Byrd has been amazingly successful and surprisingly loyal. A five-time auto-bid winner must get phone calls from bigger schools, but Byrd has stayed put in the only DI job he’s ever had.
Byrd’s quiet string of successes in the Volunteer State have not gone unnoticed. Recently, he was chosen for induction into the Tennessee Sports Hall of Fame. According to the Nashville Tennesseean, nobody told him the good news.
Rick Byrd became suspicious Tuesday after being greeted in the parking lot of the Vanderbilt Legends Golf Course by a fellow who congratulated him with a hearty handshake and a big smile.
The Belmont basketball coach was puzzled. He thought he was there to play a round of golf with the inductees for the 2013 Tennessee Sports Hall of Fame.
He didn’t know who was being inducted, but with his five handicap, Byrd gets invited to lots of these types of outings when golf is involved.
After entering the Legends Club and sensing that too many of his friends were too tight-lipped and avoiding eye contact, Byrd started to think it wasn’t his mad skill on the links that led to him being invited.
He suspected he might actually be one of the inductees.

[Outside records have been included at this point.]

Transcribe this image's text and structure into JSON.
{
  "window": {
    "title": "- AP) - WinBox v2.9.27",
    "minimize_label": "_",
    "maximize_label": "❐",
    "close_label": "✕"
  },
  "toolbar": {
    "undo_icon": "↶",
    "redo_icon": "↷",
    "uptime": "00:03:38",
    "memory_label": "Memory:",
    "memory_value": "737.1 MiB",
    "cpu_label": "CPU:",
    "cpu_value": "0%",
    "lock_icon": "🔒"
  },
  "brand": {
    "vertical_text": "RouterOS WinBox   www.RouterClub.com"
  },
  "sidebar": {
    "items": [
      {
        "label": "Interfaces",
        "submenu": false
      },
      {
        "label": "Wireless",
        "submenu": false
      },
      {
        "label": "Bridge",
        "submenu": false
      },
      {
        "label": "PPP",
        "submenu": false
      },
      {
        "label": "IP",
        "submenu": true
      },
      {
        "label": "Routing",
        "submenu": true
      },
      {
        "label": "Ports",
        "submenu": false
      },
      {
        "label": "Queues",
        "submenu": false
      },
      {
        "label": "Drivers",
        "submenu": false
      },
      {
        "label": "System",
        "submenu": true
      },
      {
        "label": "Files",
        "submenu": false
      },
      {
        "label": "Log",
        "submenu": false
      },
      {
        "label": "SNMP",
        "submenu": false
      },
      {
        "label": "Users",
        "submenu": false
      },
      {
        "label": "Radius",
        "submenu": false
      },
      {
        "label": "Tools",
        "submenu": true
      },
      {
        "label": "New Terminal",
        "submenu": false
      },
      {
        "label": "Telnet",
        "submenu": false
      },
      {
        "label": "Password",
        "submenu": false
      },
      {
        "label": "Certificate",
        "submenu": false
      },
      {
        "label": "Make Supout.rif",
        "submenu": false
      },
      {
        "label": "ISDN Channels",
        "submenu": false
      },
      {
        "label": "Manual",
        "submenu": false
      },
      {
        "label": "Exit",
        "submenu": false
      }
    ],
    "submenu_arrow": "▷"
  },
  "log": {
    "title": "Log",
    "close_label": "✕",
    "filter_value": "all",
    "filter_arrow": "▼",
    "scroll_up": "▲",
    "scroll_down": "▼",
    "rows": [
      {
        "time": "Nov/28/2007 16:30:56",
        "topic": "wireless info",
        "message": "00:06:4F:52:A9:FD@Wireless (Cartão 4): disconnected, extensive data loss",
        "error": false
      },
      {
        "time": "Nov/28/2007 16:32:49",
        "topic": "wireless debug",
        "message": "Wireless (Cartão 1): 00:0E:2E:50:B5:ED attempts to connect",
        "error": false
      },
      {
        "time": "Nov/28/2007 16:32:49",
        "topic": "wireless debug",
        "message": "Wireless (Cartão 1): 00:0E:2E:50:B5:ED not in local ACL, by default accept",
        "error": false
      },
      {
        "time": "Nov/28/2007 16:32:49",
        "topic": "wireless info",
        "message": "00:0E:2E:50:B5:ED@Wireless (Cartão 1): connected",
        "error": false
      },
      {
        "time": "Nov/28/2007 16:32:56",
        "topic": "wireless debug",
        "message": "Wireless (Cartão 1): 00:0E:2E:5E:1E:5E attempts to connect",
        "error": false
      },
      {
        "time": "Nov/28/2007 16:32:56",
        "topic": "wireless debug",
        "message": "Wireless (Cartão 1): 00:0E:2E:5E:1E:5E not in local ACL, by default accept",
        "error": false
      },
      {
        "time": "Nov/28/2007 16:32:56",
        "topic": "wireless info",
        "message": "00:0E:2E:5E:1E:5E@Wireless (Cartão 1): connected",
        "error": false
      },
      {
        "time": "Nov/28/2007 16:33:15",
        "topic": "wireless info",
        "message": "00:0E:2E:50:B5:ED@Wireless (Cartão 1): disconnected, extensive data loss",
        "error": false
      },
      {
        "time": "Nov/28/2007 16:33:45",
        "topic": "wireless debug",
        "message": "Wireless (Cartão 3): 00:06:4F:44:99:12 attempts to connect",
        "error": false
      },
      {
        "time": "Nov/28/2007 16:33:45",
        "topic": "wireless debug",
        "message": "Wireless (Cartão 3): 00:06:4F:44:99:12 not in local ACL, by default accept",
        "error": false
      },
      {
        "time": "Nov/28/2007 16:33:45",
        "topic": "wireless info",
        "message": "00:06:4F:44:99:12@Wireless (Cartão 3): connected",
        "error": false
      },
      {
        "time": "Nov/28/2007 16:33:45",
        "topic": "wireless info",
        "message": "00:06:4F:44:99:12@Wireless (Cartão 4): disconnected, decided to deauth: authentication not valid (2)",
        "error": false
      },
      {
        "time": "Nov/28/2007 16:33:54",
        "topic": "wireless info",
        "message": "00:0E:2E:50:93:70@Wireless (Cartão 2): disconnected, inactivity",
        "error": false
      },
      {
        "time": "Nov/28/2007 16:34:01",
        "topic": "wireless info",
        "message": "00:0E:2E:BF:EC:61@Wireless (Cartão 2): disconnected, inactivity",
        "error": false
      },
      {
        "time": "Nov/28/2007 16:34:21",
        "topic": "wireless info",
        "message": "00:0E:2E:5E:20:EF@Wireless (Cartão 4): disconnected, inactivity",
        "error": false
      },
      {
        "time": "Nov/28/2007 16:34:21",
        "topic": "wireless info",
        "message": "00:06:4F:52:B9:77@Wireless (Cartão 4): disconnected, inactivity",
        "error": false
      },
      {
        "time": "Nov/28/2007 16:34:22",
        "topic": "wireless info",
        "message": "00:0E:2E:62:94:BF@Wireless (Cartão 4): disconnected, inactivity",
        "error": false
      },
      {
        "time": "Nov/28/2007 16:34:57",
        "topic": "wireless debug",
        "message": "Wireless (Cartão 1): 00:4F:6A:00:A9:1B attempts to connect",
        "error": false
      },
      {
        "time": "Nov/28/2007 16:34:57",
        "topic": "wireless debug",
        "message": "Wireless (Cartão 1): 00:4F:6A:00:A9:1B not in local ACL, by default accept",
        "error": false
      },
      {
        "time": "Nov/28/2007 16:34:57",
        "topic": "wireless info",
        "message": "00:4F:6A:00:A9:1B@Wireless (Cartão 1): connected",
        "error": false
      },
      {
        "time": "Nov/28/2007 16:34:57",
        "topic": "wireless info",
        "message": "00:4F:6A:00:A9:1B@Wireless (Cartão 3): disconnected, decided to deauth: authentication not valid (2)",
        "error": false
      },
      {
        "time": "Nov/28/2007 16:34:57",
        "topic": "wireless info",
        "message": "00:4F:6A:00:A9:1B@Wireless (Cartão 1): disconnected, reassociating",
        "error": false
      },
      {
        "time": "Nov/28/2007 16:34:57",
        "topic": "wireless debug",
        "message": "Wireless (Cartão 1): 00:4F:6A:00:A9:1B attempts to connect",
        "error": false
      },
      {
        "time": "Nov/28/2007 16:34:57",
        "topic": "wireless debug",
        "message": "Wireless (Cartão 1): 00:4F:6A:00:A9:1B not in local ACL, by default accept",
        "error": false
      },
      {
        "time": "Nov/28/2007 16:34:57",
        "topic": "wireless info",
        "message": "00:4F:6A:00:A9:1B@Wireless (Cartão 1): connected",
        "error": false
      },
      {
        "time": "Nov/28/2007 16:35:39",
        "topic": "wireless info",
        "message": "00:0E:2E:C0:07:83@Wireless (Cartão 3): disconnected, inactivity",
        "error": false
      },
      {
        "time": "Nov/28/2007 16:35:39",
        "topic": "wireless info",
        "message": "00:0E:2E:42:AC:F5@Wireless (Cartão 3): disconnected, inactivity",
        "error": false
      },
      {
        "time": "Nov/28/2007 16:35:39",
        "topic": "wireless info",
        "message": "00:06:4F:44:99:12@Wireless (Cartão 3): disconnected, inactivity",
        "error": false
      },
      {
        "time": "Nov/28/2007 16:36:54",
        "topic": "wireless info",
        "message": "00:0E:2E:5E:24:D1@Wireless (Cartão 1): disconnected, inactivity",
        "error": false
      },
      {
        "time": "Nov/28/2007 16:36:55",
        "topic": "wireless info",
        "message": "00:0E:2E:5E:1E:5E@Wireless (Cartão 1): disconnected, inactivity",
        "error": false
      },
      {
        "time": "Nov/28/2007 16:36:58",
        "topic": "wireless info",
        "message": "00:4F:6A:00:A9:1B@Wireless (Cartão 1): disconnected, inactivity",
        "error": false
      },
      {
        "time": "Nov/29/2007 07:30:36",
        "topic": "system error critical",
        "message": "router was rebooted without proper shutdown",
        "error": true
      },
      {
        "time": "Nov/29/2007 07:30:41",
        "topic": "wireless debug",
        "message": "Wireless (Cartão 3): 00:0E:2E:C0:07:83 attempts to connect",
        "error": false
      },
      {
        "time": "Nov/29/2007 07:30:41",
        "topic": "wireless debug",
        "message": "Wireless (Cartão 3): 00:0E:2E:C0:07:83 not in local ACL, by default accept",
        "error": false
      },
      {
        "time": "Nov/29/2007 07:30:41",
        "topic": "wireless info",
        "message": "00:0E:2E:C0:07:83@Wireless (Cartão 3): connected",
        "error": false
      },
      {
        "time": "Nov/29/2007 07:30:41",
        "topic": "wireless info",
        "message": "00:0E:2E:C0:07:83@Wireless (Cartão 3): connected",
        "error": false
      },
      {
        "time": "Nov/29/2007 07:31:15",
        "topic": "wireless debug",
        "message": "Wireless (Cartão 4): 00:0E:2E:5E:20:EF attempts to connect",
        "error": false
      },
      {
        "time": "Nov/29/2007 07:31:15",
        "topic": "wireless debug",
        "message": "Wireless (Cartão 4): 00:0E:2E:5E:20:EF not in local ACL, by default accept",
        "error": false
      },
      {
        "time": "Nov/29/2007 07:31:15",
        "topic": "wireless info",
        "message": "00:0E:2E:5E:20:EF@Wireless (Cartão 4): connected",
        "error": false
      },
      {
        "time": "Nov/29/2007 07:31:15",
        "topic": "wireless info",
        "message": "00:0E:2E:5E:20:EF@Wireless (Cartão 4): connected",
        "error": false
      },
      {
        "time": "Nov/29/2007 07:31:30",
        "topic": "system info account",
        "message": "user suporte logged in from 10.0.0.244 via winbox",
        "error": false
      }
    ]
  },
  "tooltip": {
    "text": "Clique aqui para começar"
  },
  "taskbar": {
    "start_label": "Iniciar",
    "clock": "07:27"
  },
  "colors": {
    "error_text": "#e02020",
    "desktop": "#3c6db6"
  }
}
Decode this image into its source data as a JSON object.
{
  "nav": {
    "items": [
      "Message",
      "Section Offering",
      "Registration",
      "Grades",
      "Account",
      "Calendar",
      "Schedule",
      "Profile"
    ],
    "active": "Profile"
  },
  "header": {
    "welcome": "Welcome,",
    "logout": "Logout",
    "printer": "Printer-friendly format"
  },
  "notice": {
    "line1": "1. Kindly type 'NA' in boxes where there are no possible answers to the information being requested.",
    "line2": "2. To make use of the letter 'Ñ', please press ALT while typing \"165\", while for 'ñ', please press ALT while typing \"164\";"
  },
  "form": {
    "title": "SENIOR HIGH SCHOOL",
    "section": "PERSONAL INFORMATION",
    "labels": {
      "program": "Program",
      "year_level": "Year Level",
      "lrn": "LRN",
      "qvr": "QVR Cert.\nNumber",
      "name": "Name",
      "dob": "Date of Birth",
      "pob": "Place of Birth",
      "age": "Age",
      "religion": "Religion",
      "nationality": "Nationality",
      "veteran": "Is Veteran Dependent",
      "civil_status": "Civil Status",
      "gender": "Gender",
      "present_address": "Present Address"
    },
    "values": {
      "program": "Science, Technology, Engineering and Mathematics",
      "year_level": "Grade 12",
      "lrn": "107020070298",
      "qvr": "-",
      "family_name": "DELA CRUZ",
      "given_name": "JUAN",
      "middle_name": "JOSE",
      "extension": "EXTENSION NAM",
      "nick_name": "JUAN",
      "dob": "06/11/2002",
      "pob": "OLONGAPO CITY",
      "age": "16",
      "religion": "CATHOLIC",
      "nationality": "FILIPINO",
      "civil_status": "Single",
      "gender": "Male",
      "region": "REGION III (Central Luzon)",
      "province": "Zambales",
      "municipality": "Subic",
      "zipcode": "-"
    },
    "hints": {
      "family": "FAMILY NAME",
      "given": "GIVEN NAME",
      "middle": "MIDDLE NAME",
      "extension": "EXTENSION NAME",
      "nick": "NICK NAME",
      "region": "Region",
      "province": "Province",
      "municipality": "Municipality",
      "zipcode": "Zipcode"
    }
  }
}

“There were a couple of people who probably said more than they needed to,” Byrd said. “Even then I was only hopeful; I didn’t know for sure.”
This should be an interesting season for Byrd and the Bruins. They’ll face tough trips to Stanford, VCU and Kansas in the non-conference season. In the OVC, they’ll battle a Murray State team that has a similar history of mid-major dominance. Byrd will also have to face his mirror-image in Dave Loos, who has helmed the Austin Peay Governors for 22 seasons. Even with a newly-minted Hall of Famer in the coach’s box, it won’t be easy.